John Hayes

'An experimental study of the global dynamic responses and mooring line characteristics of a spar-type floating wind turbine in abnormal waves'


John Hayes began his career in engineering in 2011 as a CAD Engineer Apprentice for Engineering Technology Applications Ltd (ETA). Upon competition of his apprenticeship, he studied an HNC in Mechanical Engineering, passing with Distinction. In 2015, he began his BEng in Marine Technology and Offshore Engineering at Newcastle University, graduating with First Class Honours and receiving the RINA – BAE Systems Student Naval Architect Award as well as a nomination for the IMarEST - SMI Donald Maxwell Undergraduate Award. John is currently studying towards an MSc in Maritime Engineering Science / Offshore Engineering at the University of Southampton. Upon completion, John will be returning to ETA in the position of Naval Architect.

Introduction to research

 The demand for energy is increasing as the result of an ever-growing global population with higher expectations for their standard of living. Traditional forms of energy production face growing scrutiny and as such, it is energy generated from renewable sources that must meet the needs of the population. The UK is presently the global market leader in offshore wind, but a larger capacity is required to meet demand. Traditional fixed offshore wind turbines are limited in potential locations and often face opposition due to their appearance. Floating wind turbines offer a promising alternative by being able to be located in deep waters in areas of greater potential yield and reduced social complications. My research aims to build a better understanding of the dynamics of floating wind turbine systems in extreme sea states and in particular, instances of rogue waves. Rogue waves, until recently only believed to be of mythical nature, are thought to have caused the loss of many ships throughout the years and for floating wind turbines to be used with confidence in deep waters, their responses to such events is worthy of investigation. To do this, I have built a 1/91 scale model of a spar-type floating wind turbine which has undergone testing in the University of Southampton Towing Tank. 

Why did you choose maritime as your area of study and research?

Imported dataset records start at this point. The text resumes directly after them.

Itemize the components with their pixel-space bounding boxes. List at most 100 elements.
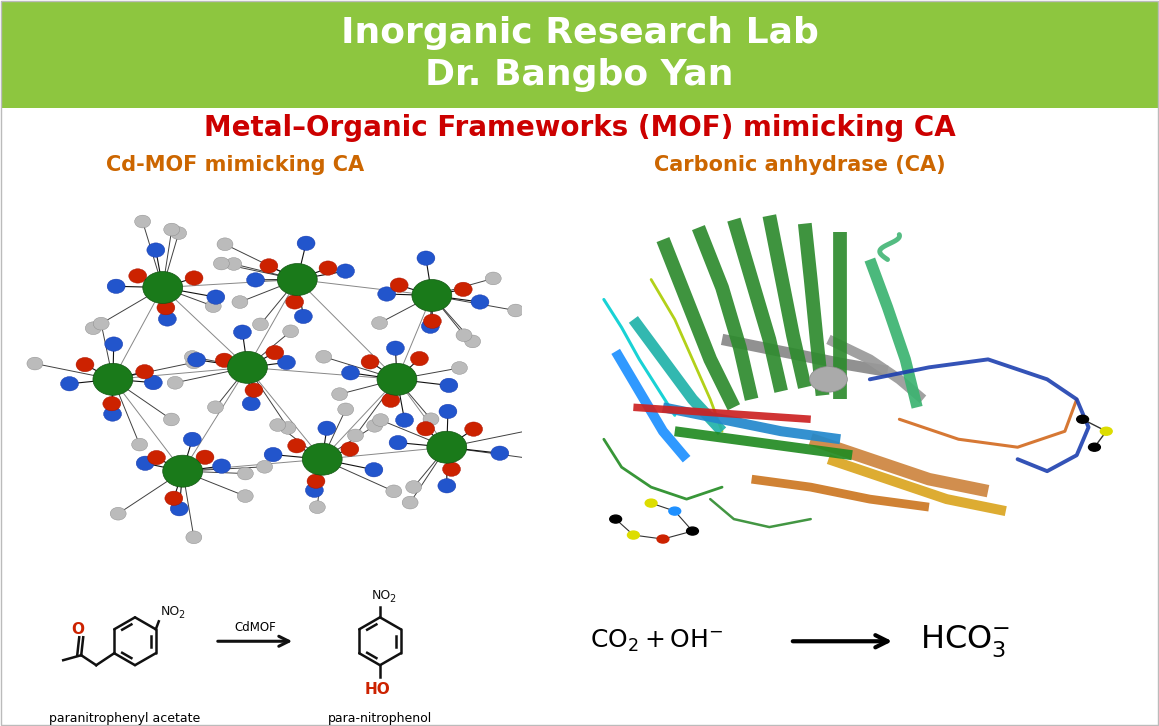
Text: NO: NO xyxy=(372,589,392,602)
Circle shape xyxy=(167,376,183,389)
Circle shape xyxy=(373,414,388,426)
Circle shape xyxy=(406,481,422,494)
Text: $\mathsf{CO_2 + OH^{-}}$: $\mathsf{CO_2 + OH^{-}}$ xyxy=(590,628,723,654)
Circle shape xyxy=(341,442,359,457)
Text: O: O xyxy=(72,621,85,637)
Circle shape xyxy=(185,271,203,285)
Circle shape xyxy=(389,436,407,450)
Circle shape xyxy=(185,531,202,544)
Text: CdMOF: CdMOF xyxy=(234,621,276,634)
Text: 2: 2 xyxy=(389,595,395,604)
Circle shape xyxy=(253,318,269,331)
Circle shape xyxy=(809,367,847,392)
Circle shape xyxy=(365,462,382,477)
Circle shape xyxy=(378,287,395,301)
Circle shape xyxy=(93,363,133,395)
Circle shape xyxy=(238,467,254,480)
Circle shape xyxy=(294,309,312,324)
Circle shape xyxy=(422,319,439,333)
Circle shape xyxy=(391,278,408,293)
Circle shape xyxy=(627,531,640,539)
Circle shape xyxy=(610,515,621,523)
Circle shape xyxy=(170,502,188,516)
Circle shape xyxy=(217,238,233,250)
Circle shape xyxy=(1077,415,1088,423)
Circle shape xyxy=(417,422,435,436)
Circle shape xyxy=(163,413,180,426)
Circle shape xyxy=(452,362,467,375)
Text: Carbonic anhydrase (CA): Carbonic anhydrase (CA) xyxy=(654,155,946,175)
Circle shape xyxy=(264,447,282,462)
Circle shape xyxy=(309,501,326,513)
Circle shape xyxy=(438,478,455,493)
Circle shape xyxy=(1088,443,1100,451)
Circle shape xyxy=(93,317,109,330)
Circle shape xyxy=(427,431,467,463)
Circle shape xyxy=(362,355,379,369)
Circle shape xyxy=(212,459,231,473)
Circle shape xyxy=(669,507,680,515)
Circle shape xyxy=(170,227,187,240)
Circle shape xyxy=(256,460,272,473)
Circle shape xyxy=(318,421,336,436)
Circle shape xyxy=(104,337,123,351)
Circle shape xyxy=(134,215,151,228)
Circle shape xyxy=(386,485,402,498)
Circle shape xyxy=(277,355,296,370)
Circle shape xyxy=(402,496,418,509)
Circle shape xyxy=(226,258,242,270)
Circle shape xyxy=(163,223,180,236)
Circle shape xyxy=(455,329,472,342)
Circle shape xyxy=(129,269,147,283)
Text: para-nitrophenol: para-nitrophenol xyxy=(328,711,432,725)
Circle shape xyxy=(147,243,165,257)
Circle shape xyxy=(242,396,260,411)
Circle shape xyxy=(440,378,458,393)
Text: Dr. Bangbo Yan: Dr. Bangbo Yan xyxy=(425,58,734,92)
Circle shape xyxy=(297,236,315,250)
Circle shape xyxy=(657,535,669,543)
Circle shape xyxy=(213,257,229,270)
Circle shape xyxy=(137,456,154,470)
Circle shape xyxy=(233,325,252,339)
Text: Cd-MOF mimicking CA: Cd-MOF mimicking CA xyxy=(105,155,364,175)
Circle shape xyxy=(132,439,147,451)
Circle shape xyxy=(260,258,278,273)
Circle shape xyxy=(386,341,404,355)
Circle shape xyxy=(145,375,162,390)
Circle shape xyxy=(183,432,202,446)
Circle shape xyxy=(107,279,125,293)
Circle shape xyxy=(646,499,657,507)
Circle shape xyxy=(411,280,452,311)
Circle shape xyxy=(216,353,233,367)
Circle shape xyxy=(283,325,299,338)
Text: Metal–Organic Frameworks (MOF) mimicking CA: Metal–Organic Frameworks (MOF) mimicking… xyxy=(204,114,955,142)
Circle shape xyxy=(439,404,457,419)
Circle shape xyxy=(285,295,304,309)
Circle shape xyxy=(491,446,509,460)
Circle shape xyxy=(162,455,203,487)
Circle shape xyxy=(395,413,414,428)
Circle shape xyxy=(232,295,248,309)
Circle shape xyxy=(410,351,429,366)
Circle shape xyxy=(337,403,353,416)
Circle shape xyxy=(454,282,472,296)
Circle shape xyxy=(196,450,214,465)
Circle shape xyxy=(159,311,176,326)
Circle shape xyxy=(417,251,435,265)
Text: NO: NO xyxy=(161,605,180,618)
Circle shape xyxy=(372,317,387,330)
Text: $\mathsf{HCO_3^{-}}$: $\mathsf{HCO_3^{-}}$ xyxy=(920,623,1011,659)
Circle shape xyxy=(280,422,296,434)
Circle shape xyxy=(60,377,79,391)
Circle shape xyxy=(465,335,481,348)
Circle shape xyxy=(287,439,306,453)
Circle shape xyxy=(443,462,460,476)
Circle shape xyxy=(245,383,263,397)
Circle shape xyxy=(143,272,183,303)
Circle shape xyxy=(486,272,501,285)
Circle shape xyxy=(423,413,439,425)
Circle shape xyxy=(147,450,166,465)
Circle shape xyxy=(86,322,101,335)
Circle shape xyxy=(205,300,221,313)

Growing up in Southampton, the marine industry has always surrounded me and offered many attractive career paths. Through my time at work before university, I was involved in many wind, wave and tidal energy projects around the world. This experience, now built upon by my time studying Offshore Engineering, has given me a great respect for the oceans and inspired me to contribute, to the best of my ability, in the development of this global industry.

What do you hope to get out of participating in the Maritime Masters programme?

Taking part in such a programme is a fantastic opportunity to meet like-minded people, challenge myself to become the best engineer I can and receive feedback on my research from industry leaders that would otherwise not be possible.